CalSTRS’ 10-year return was 5.4 percent, and, as writer Ed Mendel noted in his latest post in Calpensions, many financial analysts are predicting another decade of low returns. A failure to make the rate of return will add to both pension systems’ unfunded liability, which is the taxpayers’ burden. For CalSTRS, currently only 71 percent funded, the unfunded liability is $56 billion. Lowering the expected rate of return in line with what experts are predicting would immediately result in higher contributions from the state and school districts, in the case of CalSTRS. Either way, districts and the state face laying out billions more per year in coming decades to keep CalSTRS solvent – money that will be diverted from the classroom. On Thursday, the CalSTRS board will consider a staff recommendation to drop the investment forecast 1/4 percent, to 7.5 percent; the impact would raise contributions by the state and districts by $500 million per year.
Higher retirement age, lower benefits
Brown’s plan would significantly decrease benefits for new public employees, and lower the risk for governments, by raising the retirement age from as early as 55 to 67 for all new public employees except safety workers. It would cap the amount of salary qualifying for a defined benefit, affecting mostly higher paid administrators in the case of CalSTRS, and it would end spiking, the practice of raising salaries and benefits in the last few years to jack up an employee’s pension.

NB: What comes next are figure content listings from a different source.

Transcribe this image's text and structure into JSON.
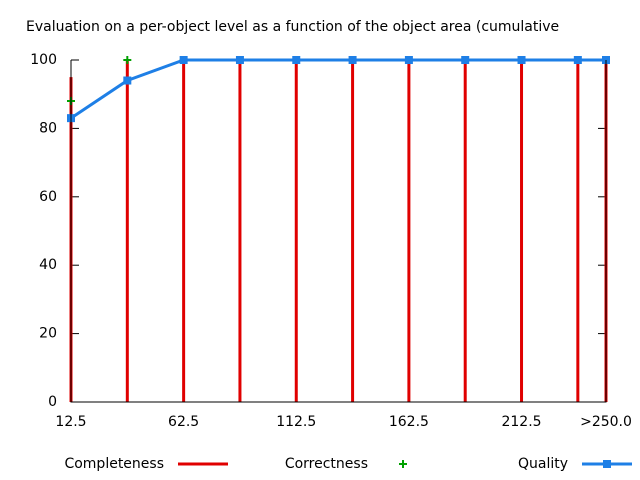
{
  "chart_data": {
    "type": "impulse-line",
    "title": "Evaluation on a per-object level as a function of the object area (cumulative",
    "x": [
      12.5,
      37.5,
      62.5,
      87.5,
      112.5,
      137.5,
      162.5,
      187.5,
      212.5,
      237.5,
      250
    ],
    "xlim": [
      12.5,
      250
    ],
    "xticks": [
      12.5,
      62.5,
      112.5,
      162.5,
      212.5,
      {
        "value": 250,
        "label": ">250.0"
      }
    ],
    "ylim": [
      0,
      100
    ],
    "yticks": [
      0,
      20,
      40,
      60,
      80,
      100
    ],
    "series": [
      {
        "name": "Completeness",
        "color": "#e00000",
        "style": "impulses",
        "values": [
          95,
          100,
          100,
          100,
          100,
          100,
          100,
          100,
          100,
          100,
          100
        ]
      },
      {
        "name": "Correctness",
        "color": "#00a000",
        "style": "points",
        "values": [
          88,
          100,
          100,
          100,
          100,
          100,
          100,
          100,
          100,
          100,
          100
        ]
      },
      {
        "name": "Quality",
        "color": "#1e7fe6",
        "style": "linespoints",
        "values": [
          83,
          94,
          100,
          100,
          100,
          100,
          100,
          100,
          100,
          100,
          100
        ]
      }
    ]
  }
}
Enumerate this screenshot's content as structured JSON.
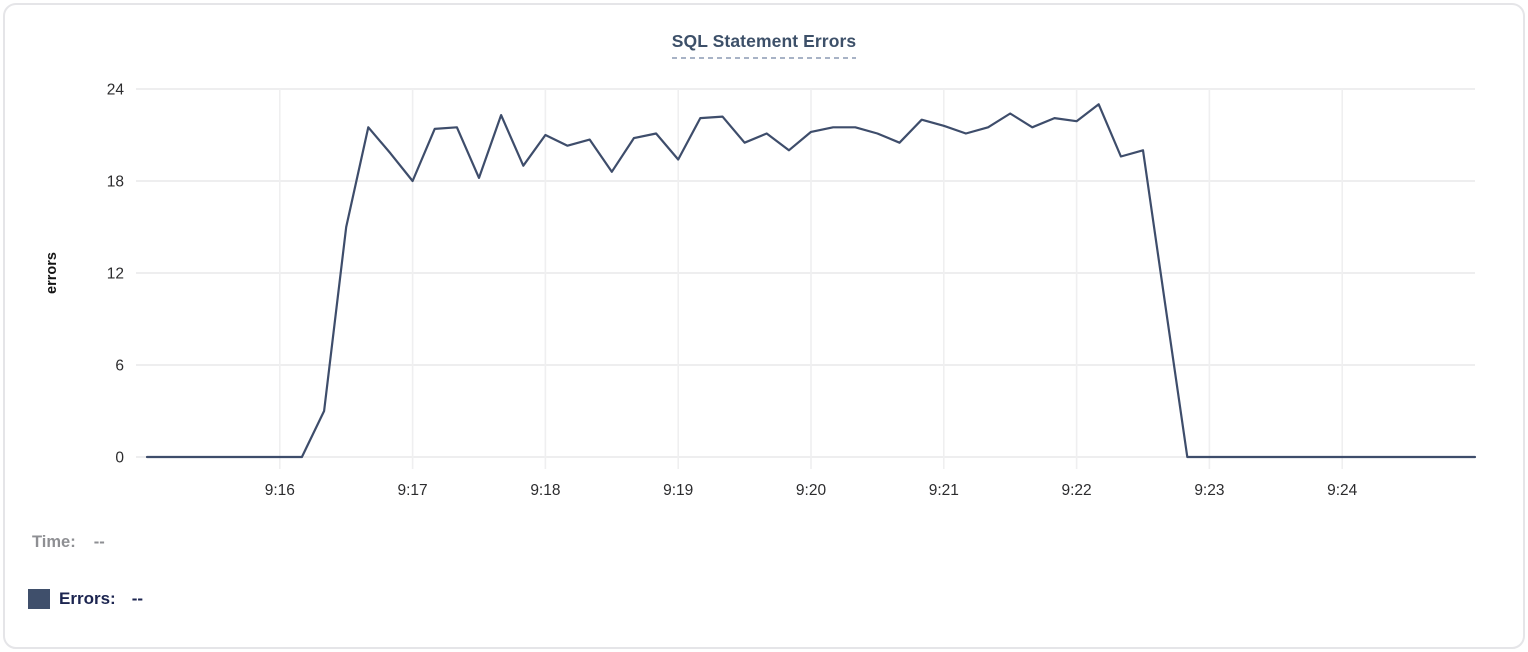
{
  "title": "SQL Statement Errors",
  "legend": {
    "time_label": "Time:",
    "time_value": "--",
    "errors_label": "Errors:",
    "errors_value": "--"
  },
  "colors": {
    "line": "#3e4d6b",
    "title_text": "#3d5069",
    "title_dashes": "#a8b3c6",
    "grid": "#e9e9ea",
    "axis_text": "#2c2c2e",
    "legend_time_text": "#8e8f93",
    "legend_errors_text": "#1c2550",
    "swatch": "#3f4f6b",
    "card_border": "#e5e5e8"
  },
  "chart_data": {
    "type": "line",
    "title": "SQL Statement Errors",
    "xlabel": "",
    "ylabel": "errors",
    "ylim": [
      0,
      24
    ],
    "y_ticks": [
      24,
      18,
      12,
      6,
      0
    ],
    "x_tick_labels": [
      "9:16",
      "9:17",
      "9:18",
      "9:19",
      "9:20",
      "9:21",
      "9:22",
      "9:23",
      "9:24"
    ],
    "x_range": [
      "9:15:00",
      "9:25:00"
    ],
    "x_interval_seconds": 10,
    "grid": true,
    "legend_position": "bottom-left",
    "series": [
      {
        "name": "Errors",
        "color": "#3e4d6b",
        "x": [
          "9:15:00",
          "9:15:10",
          "9:15:20",
          "9:15:30",
          "9:15:40",
          "9:15:50",
          "9:16:00",
          "9:16:10",
          "9:16:20",
          "9:16:30",
          "9:16:40",
          "9:16:50",
          "9:17:00",
          "9:17:10",
          "9:17:20",
          "9:17:30",
          "9:17:40",
          "9:17:50",
          "9:18:00",
          "9:18:10",
          "9:18:20",
          "9:18:30",
          "9:18:40",
          "9:18:50",
          "9:19:00",
          "9:19:10",
          "9:19:20",
          "9:19:30",
          "9:19:40",
          "9:19:50",
          "9:20:00",
          "9:20:10",
          "9:20:20",
          "9:20:30",
          "9:20:40",
          "9:20:50",
          "9:21:00",
          "9:21:10",
          "9:21:20",
          "9:21:30",
          "9:21:40",
          "9:21:50",
          "9:22:00",
          "9:22:10",
          "9:22:20",
          "9:22:30",
          "9:22:40",
          "9:22:50",
          "9:23:00",
          "9:23:10",
          "9:23:20",
          "9:23:30",
          "9:23:40",
          "9:23:50",
          "9:24:00",
          "9:24:10",
          "9:24:20",
          "9:24:30",
          "9:24:40",
          "9:24:50",
          "9:25:00"
        ],
        "values": [
          0,
          0,
          0,
          0,
          0,
          0,
          0,
          0,
          3,
          15,
          21.5,
          19.8,
          18,
          21.4,
          21.5,
          18.2,
          22.3,
          19,
          21,
          20.3,
          20.7,
          18.6,
          20.8,
          21.1,
          19.4,
          22.1,
          22.2,
          20.5,
          21.1,
          20,
          21.2,
          21.5,
          21.5,
          21.1,
          20.5,
          22,
          21.6,
          21.1,
          21.5,
          22.4,
          21.5,
          22.1,
          21.9,
          23,
          19.6,
          20,
          10,
          0,
          0,
          0,
          0,
          0,
          0,
          0,
          0,
          0,
          0,
          0,
          0,
          0,
          0
        ]
      }
    ]
  }
}
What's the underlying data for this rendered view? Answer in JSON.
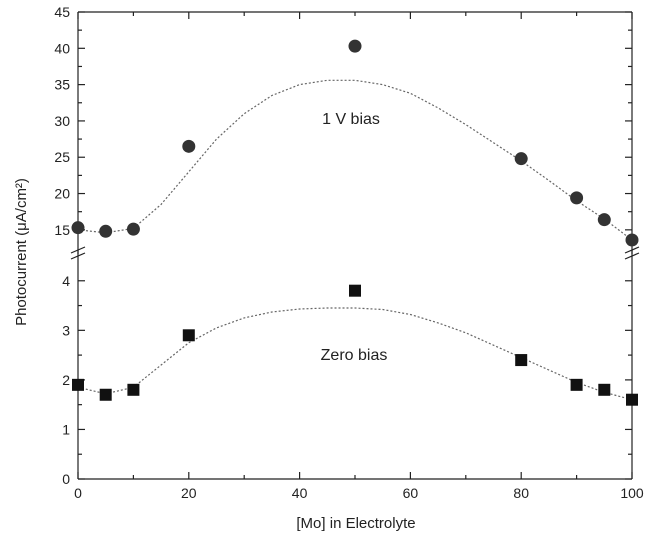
{
  "chart_data": {
    "type": "scatter",
    "xlabel": "[Mo] in Electrolyte",
    "ylabel": "Photocurrent (μA/cm²)",
    "xlim": [
      0,
      100
    ],
    "x_ticks": [
      0,
      20,
      40,
      60,
      80,
      100
    ],
    "ylim": [
      0,
      45
    ],
    "y_axis_break": {
      "lower_range": [
        0,
        4.5
      ],
      "upper_range": [
        12.5,
        45
      ]
    },
    "y_ticks_lower": [
      0,
      1,
      2,
      3,
      4
    ],
    "y_ticks_upper": [
      15,
      20,
      25,
      30,
      35,
      40,
      45
    ],
    "grid": false,
    "series": [
      {
        "name": "1 V bias",
        "marker": "circle",
        "color": "#333333",
        "x": [
          0,
          5,
          10,
          20,
          50,
          80,
          90,
          95,
          100
        ],
        "y": [
          15.3,
          14.8,
          15.1,
          26.5,
          40.3,
          24.8,
          19.4,
          16.4,
          13.6
        ],
        "fit_x": [
          0,
          5,
          10,
          15,
          20,
          25,
          30,
          35,
          40,
          45,
          50,
          55,
          60,
          65,
          70,
          75,
          80,
          85,
          90,
          95,
          100
        ],
        "fit_y": [
          15.0,
          14.6,
          15.2,
          18.5,
          23.0,
          27.5,
          31.0,
          33.5,
          35.0,
          35.6,
          35.6,
          35.0,
          33.8,
          31.8,
          29.5,
          27.0,
          24.5,
          21.8,
          19.0,
          16.5,
          13.6
        ]
      },
      {
        "name": "Zero bias",
        "marker": "square",
        "color": "#111111",
        "x": [
          0,
          5,
          10,
          20,
          50,
          80,
          90,
          95,
          100
        ],
        "y": [
          1.9,
          1.7,
          1.8,
          2.9,
          3.8,
          2.4,
          1.9,
          1.8,
          1.6
        ],
        "fit_x": [
          0,
          5,
          10,
          15,
          20,
          25,
          30,
          35,
          40,
          45,
          50,
          55,
          60,
          65,
          70,
          75,
          80,
          85,
          90,
          95,
          100
        ],
        "fit_y": [
          1.85,
          1.72,
          1.85,
          2.3,
          2.75,
          3.05,
          3.25,
          3.37,
          3.43,
          3.45,
          3.45,
          3.42,
          3.32,
          3.15,
          2.95,
          2.7,
          2.45,
          2.2,
          1.95,
          1.75,
          1.6
        ]
      }
    ]
  }
}
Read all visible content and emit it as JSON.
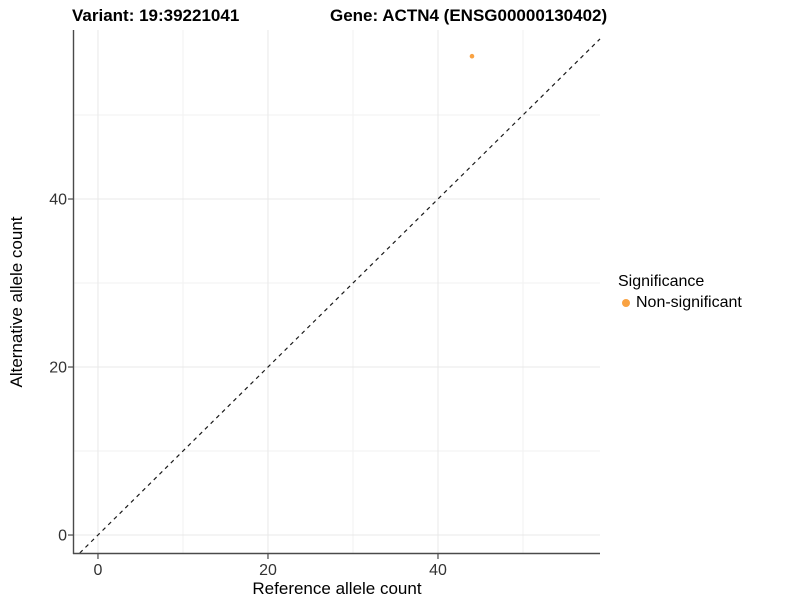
{
  "chart_data": {
    "type": "scatter",
    "title_left": "Variant: 19:39221041",
    "title_right": "Gene: ACTN4 (ENSG00000130402)",
    "xlabel": "Reference allele count",
    "ylabel": "Alternative allele count",
    "xlim": [
      -2.82,
      59.06
    ],
    "ylim": [
      -2.14,
      60.12
    ],
    "x_major_ticks": [
      0,
      20,
      40
    ],
    "y_major_ticks": [
      0,
      20,
      40
    ],
    "x_minor_gridlines": [
      10,
      30,
      50
    ],
    "y_minor_gridlines": [
      10,
      30,
      50
    ],
    "grid": "major and minor, light gray on white",
    "identity_line": {
      "slope": 1,
      "intercept": 0,
      "style": "dashed",
      "color": "#1a1a1a"
    },
    "series": [
      {
        "name": "Non-significant",
        "color": "#F9A242",
        "points": [
          {
            "x": 44,
            "y": 57
          }
        ]
      }
    ],
    "legend": {
      "title": "Significance",
      "position": "right"
    },
    "colors": {
      "point": "#F9A242",
      "grid_major": "#e8e8e8",
      "grid_minor": "#f2f2f2",
      "axis_line": "#4a4a4a",
      "tick_text": "#333333",
      "background": "#ffffff"
    }
  }
}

In the biggest change, it would replace a significant portion of a defined benefit plan for new employees with a defined contribution plan similar to a 401(k). At the last hearing of the conference committee this month, CalSTRS’ deputy chief executive officer, Ed Derman, offered a variation of the defined contribution plan that would offer security to employees, while reducing costs and risk for employers. Under a “cash balance plan,” workers would contribute a portion of their earnings, matched by the employer. CalSTRS, not the individual, would manage the investment, and would guarantee only the rate of return equal to a long-term Treasury note, plus the principal. If the rate of return by the time of retirement turns out to be greater, the employee wins. CalSTRS already offers this option as a retirement supplement to members.
A cash balance plan may be more palatable to employees than a straight 401(k), but unions are expected to resist the higher retirement age and switch to a defined benefit program. And this is an election year, when Brown is counting on union support to underwrite the campaign for his tax increase. So far, the conference committee has gotten little done, and three months after introducing his 12-point plan, Brown has yet to flesh out details. That’s expected to come this month.
Compounding the challenge, two-thirds of the Legislature must approve putting an initiative before voters, because it will amend the state Constitution. And, as Simitian noted in the video clip, five out of six members of the conference committee must agree on a package to present to the Legislature.
That’s a tall order for any proposal, and this one will require bipartisan support. Will voters withhold their support for a tax increase for failure of action on pension reform? Legislators may not want to put that question to a test.